The AMS landlord action plan
The action plan is practical. First, audit the tenancy: type, rent, deposit, written terms and notices. Second, audit the property: EPC, gas, EICR, alarms, licence, repairs and condition. Third, audit the process: advertising rent, applicant records, rent increases, pets requests and complaints. Fourth, decide whether the landlord has time to keep doing this properly.
The landlord action plan image should sit here because it gives a staged process: tenancy file, compliance file, repair file, rent process, possession-readiness and management route.

The new letting file every landlord needs
A 2026 letting file should include the advertised rent, applicant notes, written tenancy information, tenant ID and Right to Rent checks, deposit protection and prescribed information, EPC, gas, EICR, alarms, licence check, inventory, rent payment schedule and repair reporting process. This is the basic evidence pack for the new rules.
The file also needs version control. If a template has been updated since May 2026, keep the current version and remove old drafts from day-to-day use. Many landlord errors come from reusing a form that was saved years ago and never reviewed.
Where a letting agent acts, the landlord should still understand the process. Agents must follow the rules, but the property owner can still be affected if the file is weak.
Pets, benefits and children: record the decision properly
The reforms also affect how landlords handle requests and discrimination risks. Landlords must not make renters less likely to rent because they have children or receive benefits. Pet requests must be considered and responded to within the required process, with valid reasons if refused.
The practical answer is to create a decision note for each sensitive issue. Why was the applicant accepted or refused? What was the property constraint? What evidence supports the decision? Good records protect landlords from looking as though they acted on a prohibited reason.
Separate live duties from future phases
Not every part of the reform package lands on the same day. Some elements took effect on 1 May 2026; other areas, including database, ombudsman, Awaab’s Law and Decent Homes implementation in the PRS, are phased.

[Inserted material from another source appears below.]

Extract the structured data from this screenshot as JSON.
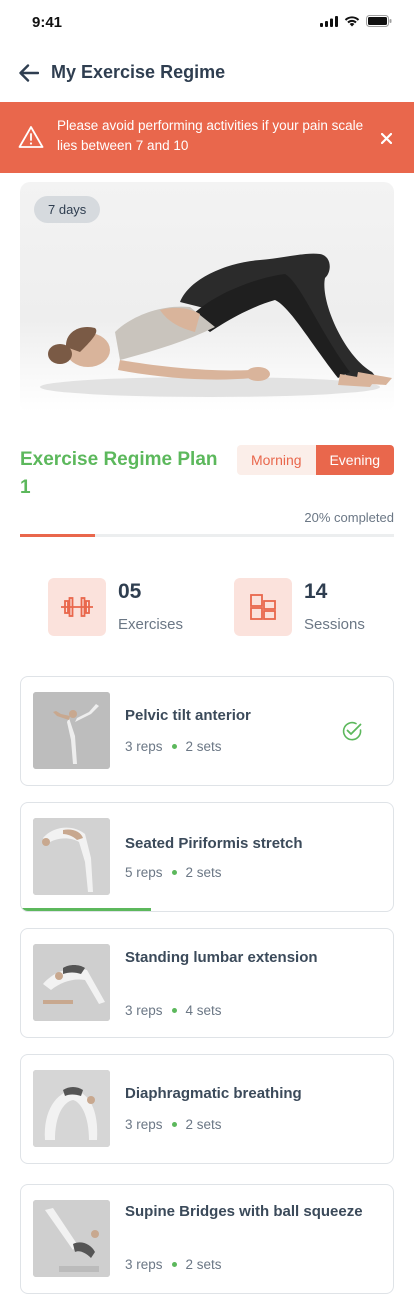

Landlords should avoid both complacency and panic by tracking official implementation guidance.
The safest course is to prepare the property now. A landlord who improves repair response, document storage and inspection routines will be ready for future phases and better protected under the rules already live.
Use the new rules to choose a better management model
The reforms do not mean landlords should panic. They mean landlords should professionalise. A good landlord with clean records, safe property and fast repair response is in a stronger position than a landlord relying on old notices and informal practices.
If the workload is no longer worth it, compare full management or guaranteed rent before selling. If the property has compliance gaps, fix those before marketing. If arrears are already growing, take legal advice before serving any notice.
London landlords need an operating system, not a memory
The new rules make informal management harder. A landlord cannot rely on remembering when a repair was reported, what rent was advertised or whether written tenancy information was provided. The record has to exist before a dispute starts.
In London, the operating system should include national duties and borough duties together. That means tenancy records, rent process, certificates, licensing, inspections, repair response and tenant communication in one file for each property.
This is where professional management becomes more valuable. The landlord is not only paying for someone to answer calls; they are paying for a system that keeps the property ready for council scrutiny, tenant complaints, insurance questions and possession evidence.
Frequently asked questions
What was the biggest landlord rule change in 2026?
The abolition of Section 21 no-fault eviction from 1 May 2026 was the headline change.
Can landlords still regain possession?
Yes, but they need a legally valid possession ground and must follow the correct process.
Do old tenancy templates still work?
They should be reviewed. Fixed-term wording, rent increases, pets and written information may need updating for the new rules.